There’s a reason that sunrises and sunsets always look more brilliant in the country than they do from urban centers. Tiny particles in the air, such as aerosols and gasses diffuse, diffract, and scatter light passing by them, causing the brilliant colors of the rising or setting sun to become more muted in particle-dense city air than in the cleaner, more particle-free country air.
The principle that the tiny elements suspended in air can affect the light passing by (and thus change the way you perceive whatever you’re looking at) holds especially true when you’re looking at something from a great distance (like the planet’s surface) as opposed to something relatively close up (like a sunrise).

The MODIS instrument views the Earth at a distance of 705 km above the planet’s surface; the rough equivalent of driving from New York City to Washington, DC, twice. MODIS gathers data by measuring and recording light that bounces off of Earth’s various surfaces and into MODIS’ “eye.” Because different objects reflect light in different patterns, MODIS scientists are able to create products that look at very specific features, such as the density of worldwide vegetation, how productive the world’s oceans and large bodies of water are, and how many clouds are detected over a given area in a certain period of time.

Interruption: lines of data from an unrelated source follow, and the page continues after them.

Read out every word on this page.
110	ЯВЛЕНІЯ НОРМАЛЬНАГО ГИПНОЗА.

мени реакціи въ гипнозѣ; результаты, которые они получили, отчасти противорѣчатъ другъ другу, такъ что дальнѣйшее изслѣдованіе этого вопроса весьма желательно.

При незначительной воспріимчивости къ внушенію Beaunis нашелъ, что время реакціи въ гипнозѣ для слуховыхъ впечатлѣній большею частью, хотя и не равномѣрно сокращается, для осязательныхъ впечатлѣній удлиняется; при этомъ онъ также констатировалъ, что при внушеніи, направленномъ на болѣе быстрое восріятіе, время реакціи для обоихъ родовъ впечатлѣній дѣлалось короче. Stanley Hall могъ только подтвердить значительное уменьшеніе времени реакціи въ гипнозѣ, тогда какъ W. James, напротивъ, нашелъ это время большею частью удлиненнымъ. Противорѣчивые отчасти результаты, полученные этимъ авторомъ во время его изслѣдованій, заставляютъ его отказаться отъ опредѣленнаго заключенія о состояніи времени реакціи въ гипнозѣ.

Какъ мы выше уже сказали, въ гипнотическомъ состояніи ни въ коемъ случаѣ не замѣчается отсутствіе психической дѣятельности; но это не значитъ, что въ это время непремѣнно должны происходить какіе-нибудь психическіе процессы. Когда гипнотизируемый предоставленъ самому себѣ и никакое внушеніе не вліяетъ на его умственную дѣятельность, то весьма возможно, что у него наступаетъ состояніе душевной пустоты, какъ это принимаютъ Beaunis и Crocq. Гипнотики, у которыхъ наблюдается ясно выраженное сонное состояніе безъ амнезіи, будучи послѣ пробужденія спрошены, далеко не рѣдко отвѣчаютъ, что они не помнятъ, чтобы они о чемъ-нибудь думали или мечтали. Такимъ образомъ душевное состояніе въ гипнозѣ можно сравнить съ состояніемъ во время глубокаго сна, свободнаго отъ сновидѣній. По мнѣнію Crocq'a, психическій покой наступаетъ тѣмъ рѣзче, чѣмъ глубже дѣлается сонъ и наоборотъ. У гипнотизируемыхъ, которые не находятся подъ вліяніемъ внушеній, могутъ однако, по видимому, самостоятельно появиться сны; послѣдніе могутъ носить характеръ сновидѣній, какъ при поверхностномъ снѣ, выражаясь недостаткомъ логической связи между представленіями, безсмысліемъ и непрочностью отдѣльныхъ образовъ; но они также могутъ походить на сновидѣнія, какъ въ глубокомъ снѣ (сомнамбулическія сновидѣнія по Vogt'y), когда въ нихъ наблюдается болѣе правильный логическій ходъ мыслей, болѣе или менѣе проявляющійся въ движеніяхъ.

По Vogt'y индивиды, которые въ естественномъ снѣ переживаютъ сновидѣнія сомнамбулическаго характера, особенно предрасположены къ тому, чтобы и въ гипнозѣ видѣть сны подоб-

In a perfect world (from the satellite's point of view), the light heading back out to space after reflecting off of some surface on the planet would not be affected by anything else it encountered. But in the real world, this doesn’t happen, because the gasses, aerosols, and thin cirrus clouds throughout the atmosphere all affect the light passing by or through them, and end up changing the data. Though atmospheric gases, aerosols, and thin cirrus clouds are not visible to the naked human eye, they do affect the light that passes through them by causing it to pick up some of their own characteristics. This atmospheric "interference" means that the observations collected by the instrument are a product not just of the surface, but also of the atmosphere.

For scientists studying land surface features like vegetation distribution or fires, it’s important to remove, or correct for the atmospheric effects from the data. This correction takes place in the Surface Reflectance product, which is a measure of what the true surface reflectance would have been at a given point in place and time if there were no atmosphere to get in the way. Accurate land surface reflectance is the foundation for a variety of MODIS products: vegetation indices, BRDF (Bidirectional Reflectance Distribution Function, thermal anomalies (fires), and FPAR/LAI (Fraction of Photosynthetically Active Radiation/Leaf Area Index). The surface reflectance product will be routinely used in land cover characterizations, global and regional climate models, and surface energy balance modeling.

Just as we want to see the most brilliant, and hence uncontaminated, sunrises and sunsets, MODIS scientists want to observe land and ocean surfaces as they truly are, not through the interference of the atmosphere. The MODIS Surface Reflectance product is the filter that is the helps them achieve that goal.